9 Feb 2023

Light traffic index falls 0.7% in January suggesting economy contracting

11:27 am on 9 February 2023
Traffic including trucks on Auckland motorway

The truckometer survey defines light traffic as motorbikes, cars and vans. Photo: RNZ / Marika Khabazi

A softening in commercial traffic movements may be suggesting the economy is already contracting.

The ANZ Bank's Truckometer heavy and light traffic measures have eased back to their more normal ranges after strong growth during the pandemic.

The Light Traffic Index (LTI), which looks at the medium term and is regarded as a measure of consumers' willingness to spend, fell 0.7 percent in January, the fourth consecutive monthly fall, for an annual growth rate of 9.7 percent.

However, the Heavy Traffic Index (HTI), a pointer for current activity and production, rose 0.8 percent for the month giving an annual growth rate of 1.9 percent.

ANZ chief economist Sharon Zollner said the drop in the light traffic measure was consistent with the slowing in retail activity.

"On the face of it, the quarterly weakness in both the HTI and LTI suggests a risk GDP (gross domestic product) growth could come in negative in Q4, compared to our forecast for a 0.3 percent lift."

However, Zollner said changes in the way the data was being collected meant there were gaps in the data, which was not as accurate, and she cautioned about drawing too strong a conclusion.

Meanwhile, in its latest quarterly forecasts ANZ has suggested the Auckland floods might result in a more shallow recession.
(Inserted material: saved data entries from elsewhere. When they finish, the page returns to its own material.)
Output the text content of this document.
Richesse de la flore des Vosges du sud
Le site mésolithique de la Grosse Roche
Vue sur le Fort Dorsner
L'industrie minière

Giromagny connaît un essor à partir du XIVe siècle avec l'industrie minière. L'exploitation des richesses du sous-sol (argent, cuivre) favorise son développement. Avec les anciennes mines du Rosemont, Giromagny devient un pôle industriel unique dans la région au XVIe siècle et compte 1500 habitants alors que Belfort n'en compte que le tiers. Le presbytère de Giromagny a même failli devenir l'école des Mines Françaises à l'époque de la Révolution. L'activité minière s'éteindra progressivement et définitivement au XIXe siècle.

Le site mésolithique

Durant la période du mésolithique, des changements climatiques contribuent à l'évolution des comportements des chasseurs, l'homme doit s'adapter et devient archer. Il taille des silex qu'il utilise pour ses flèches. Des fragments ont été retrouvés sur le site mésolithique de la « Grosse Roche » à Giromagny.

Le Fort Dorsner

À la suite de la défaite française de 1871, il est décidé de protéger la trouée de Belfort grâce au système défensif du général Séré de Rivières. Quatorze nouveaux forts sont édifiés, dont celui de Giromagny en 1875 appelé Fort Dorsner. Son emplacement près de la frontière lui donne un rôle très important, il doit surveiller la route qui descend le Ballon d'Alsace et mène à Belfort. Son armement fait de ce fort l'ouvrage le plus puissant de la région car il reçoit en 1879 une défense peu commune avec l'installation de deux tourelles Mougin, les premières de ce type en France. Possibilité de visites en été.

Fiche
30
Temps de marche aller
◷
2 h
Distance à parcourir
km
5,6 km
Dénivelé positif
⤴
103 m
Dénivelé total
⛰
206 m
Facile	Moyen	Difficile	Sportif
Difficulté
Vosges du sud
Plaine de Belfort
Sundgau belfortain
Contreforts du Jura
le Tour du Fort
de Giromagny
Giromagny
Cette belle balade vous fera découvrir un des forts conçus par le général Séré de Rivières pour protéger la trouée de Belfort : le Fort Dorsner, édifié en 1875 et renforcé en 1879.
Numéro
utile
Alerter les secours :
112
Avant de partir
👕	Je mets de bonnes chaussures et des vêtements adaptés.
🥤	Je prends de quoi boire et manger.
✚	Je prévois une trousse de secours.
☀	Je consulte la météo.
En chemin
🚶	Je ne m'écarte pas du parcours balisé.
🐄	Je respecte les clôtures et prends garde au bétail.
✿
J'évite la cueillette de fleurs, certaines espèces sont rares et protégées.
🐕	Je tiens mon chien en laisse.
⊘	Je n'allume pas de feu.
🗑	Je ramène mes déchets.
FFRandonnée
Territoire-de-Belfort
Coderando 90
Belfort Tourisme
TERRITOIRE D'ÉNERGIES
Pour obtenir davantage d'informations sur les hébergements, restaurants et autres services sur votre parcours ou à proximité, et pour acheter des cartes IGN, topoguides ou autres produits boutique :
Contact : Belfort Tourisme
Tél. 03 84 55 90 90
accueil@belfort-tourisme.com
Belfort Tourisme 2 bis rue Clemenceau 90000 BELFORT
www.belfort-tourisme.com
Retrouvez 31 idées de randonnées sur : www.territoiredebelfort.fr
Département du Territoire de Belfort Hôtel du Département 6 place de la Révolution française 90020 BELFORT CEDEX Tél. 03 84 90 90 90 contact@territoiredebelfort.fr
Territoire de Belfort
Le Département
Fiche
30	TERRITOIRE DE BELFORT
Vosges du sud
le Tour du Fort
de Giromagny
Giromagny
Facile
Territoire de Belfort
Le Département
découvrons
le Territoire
"Auckland hosts around a third of the population, and its higher-than-average GDP per capita means it accounts for around 38 percent of GDP. Any significant shock that occurs in the region is thus likely to have economy-wide implications," the ANZ economists said.

There would be negative shocks to the supply side of the economy with destruction of inventories, intermediate goods, and household possessions, and damage to transport routes, but positive on the demand side from the need for repairs and replacements, they said.

ANZ said it was still early days to make any precise estimate, but the negative economic hit would come in the first quarter ended March, which would be made up later in the year as demand for goods and services ramped up.

"We've shaved 0.2 percentage points off our forecast for quarterly growth in Q1, and added a little more than that back over the following few quarters. The net difference: our forecast now has the economy contracting 1.1 percent overall versus 1.3 percent previously."